Superconductors work because there is one state shared by a bunch of electrons separated by an energy gap from other states they could be in. To put thermal energy into an atom (ie. Resistance), you have to have a big enough shift in energy for all of the electrons to shift out of the state. Kind of like they unionized and you can’t give one a pay cut on its own. One way to achieve this is to make a regular material very, very, very cold. Lots of conductors will work, but only at or below liquid helium temperatures. Another way is to find a material where there are only a few ways for electrons to move around and cool it down or squeeze it until there’s only one. The latter works at hundreds to thousands of times higher temperature (tens of kelvin rather than millikelvin), but still really cold.

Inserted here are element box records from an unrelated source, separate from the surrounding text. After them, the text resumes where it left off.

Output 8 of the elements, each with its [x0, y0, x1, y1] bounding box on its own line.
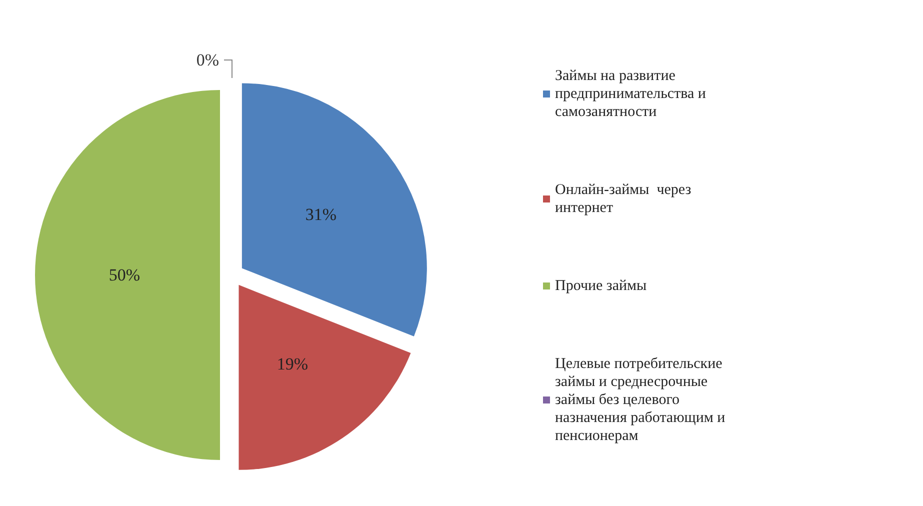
legend-label: Прочие займы — [555, 278, 647, 294]
data-label: 19% — [276, 354, 308, 374]
data-label: 31% — [305, 205, 336, 224]
legend-label: Займы на развитие предпринимательства и самозанятности — [555, 68, 710, 120]
legend-label: Целевые потребительские займы и среднесрочные займы без целевого назначения работающим и пенсионерам — [555, 356, 729, 444]
legend-label: Онлайн-займы через интернет — [555, 182, 695, 216]
text: 0% — [196, 50, 219, 70]
data-label: 50% — [108, 266, 140, 284]
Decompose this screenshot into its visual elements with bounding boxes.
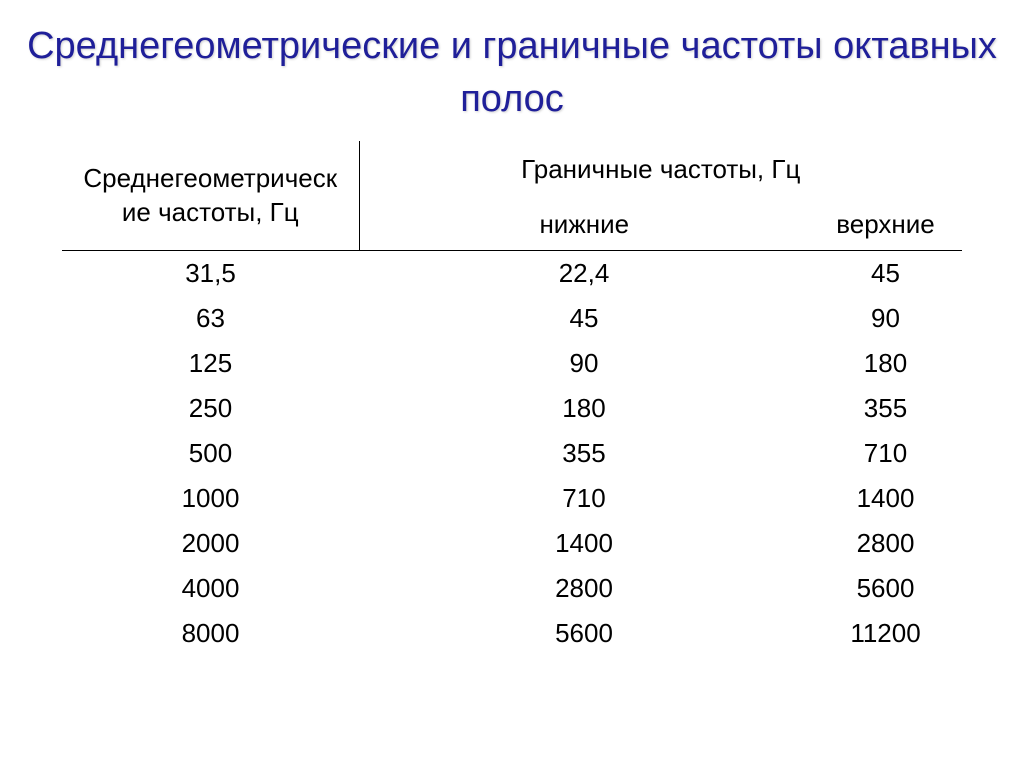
table-row: 125 90 180 <box>62 341 962 386</box>
table-row: 500 355 710 <box>62 431 962 476</box>
header-lower: нижние <box>359 199 809 251</box>
cell-upper: 710 <box>809 431 962 476</box>
cell-lower: 2800 <box>359 566 809 611</box>
cell-geo: 8000 <box>62 611 359 656</box>
cell-geo: 250 <box>62 386 359 431</box>
cell-lower: 22,4 <box>359 251 809 297</box>
cell-upper: 90 <box>809 296 962 341</box>
header-upper: верхние <box>809 199 962 251</box>
cell-upper: 45 <box>809 251 962 297</box>
cell-geo: 1000 <box>62 476 359 521</box>
slide-title: Среднегеометрические и граничные частоты… <box>0 20 1024 126</box>
cell-geo: 2000 <box>62 521 359 566</box>
cell-geo: 125 <box>62 341 359 386</box>
cell-lower: 1400 <box>359 521 809 566</box>
cell-upper: 2800 <box>809 521 962 566</box>
table-row: 31,5 22,4 45 <box>62 251 962 297</box>
cell-upper: 355 <box>809 386 962 431</box>
table-row: 2000 1400 2800 <box>62 521 962 566</box>
cell-lower: 710 <box>359 476 809 521</box>
frequency-table: Среднегеометрическ ие частоты, Гц Гранич… <box>62 141 962 656</box>
cell-lower: 180 <box>359 386 809 431</box>
cell-lower: 5600 <box>359 611 809 656</box>
cell-lower: 45 <box>359 296 809 341</box>
table-row: 8000 5600 11200 <box>62 611 962 656</box>
cell-lower: 90 <box>359 341 809 386</box>
table-row: 1000 710 1400 <box>62 476 962 521</box>
cell-upper: 11200 <box>809 611 962 656</box>
cell-geo: 500 <box>62 431 359 476</box>
table-header-row: Среднегеометрическ ие частоты, Гц Гранич… <box>62 141 962 199</box>
table-row: 63 45 90 <box>62 296 962 341</box>
header-geometric: Среднегеометрическ ие частоты, Гц <box>62 141 359 250</box>
header-boundary: Граничные частоты, Гц <box>359 141 962 199</box>
cell-upper: 180 <box>809 341 962 386</box>
table-row: 250 180 355 <box>62 386 962 431</box>
cell-upper: 1400 <box>809 476 962 521</box>
cell-lower: 355 <box>359 431 809 476</box>
cell-upper: 5600 <box>809 566 962 611</box>
cell-geo: 63 <box>62 296 359 341</box>
table-row: 4000 2800 5600 <box>62 566 962 611</box>
cell-geo: 4000 <box>62 566 359 611</box>
frequency-table-container: Среднегеометрическ ие частоты, Гц Гранич… <box>62 141 962 656</box>
cell-geo: 31,5 <box>62 251 359 297</box>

Conductors have a lot of states electrons can be in. It’s very easy to get one moving, but as they play pachinko through the atomic lattice they exchange tiny amounts of energy with each other and the rest of the material. Probably not a good candidate unless you’re really good at squeezing.

In some ways a high temperature superconductor is more like an insulator or a semiconductor than a regular conductor.

This new material is kinda weird in a few ways. For one, the main mechanism of traditional superconductors making all electrons “the same” so they have that grouping up effect is probably not present according to some very preliminary simulations (cooper pairs). Another is that the effect is limited to movement in one direction.

There’s 40 years of history and politics behind the theory, 30 years of experiments behind the leak from the korean project, and the material is very finnicky.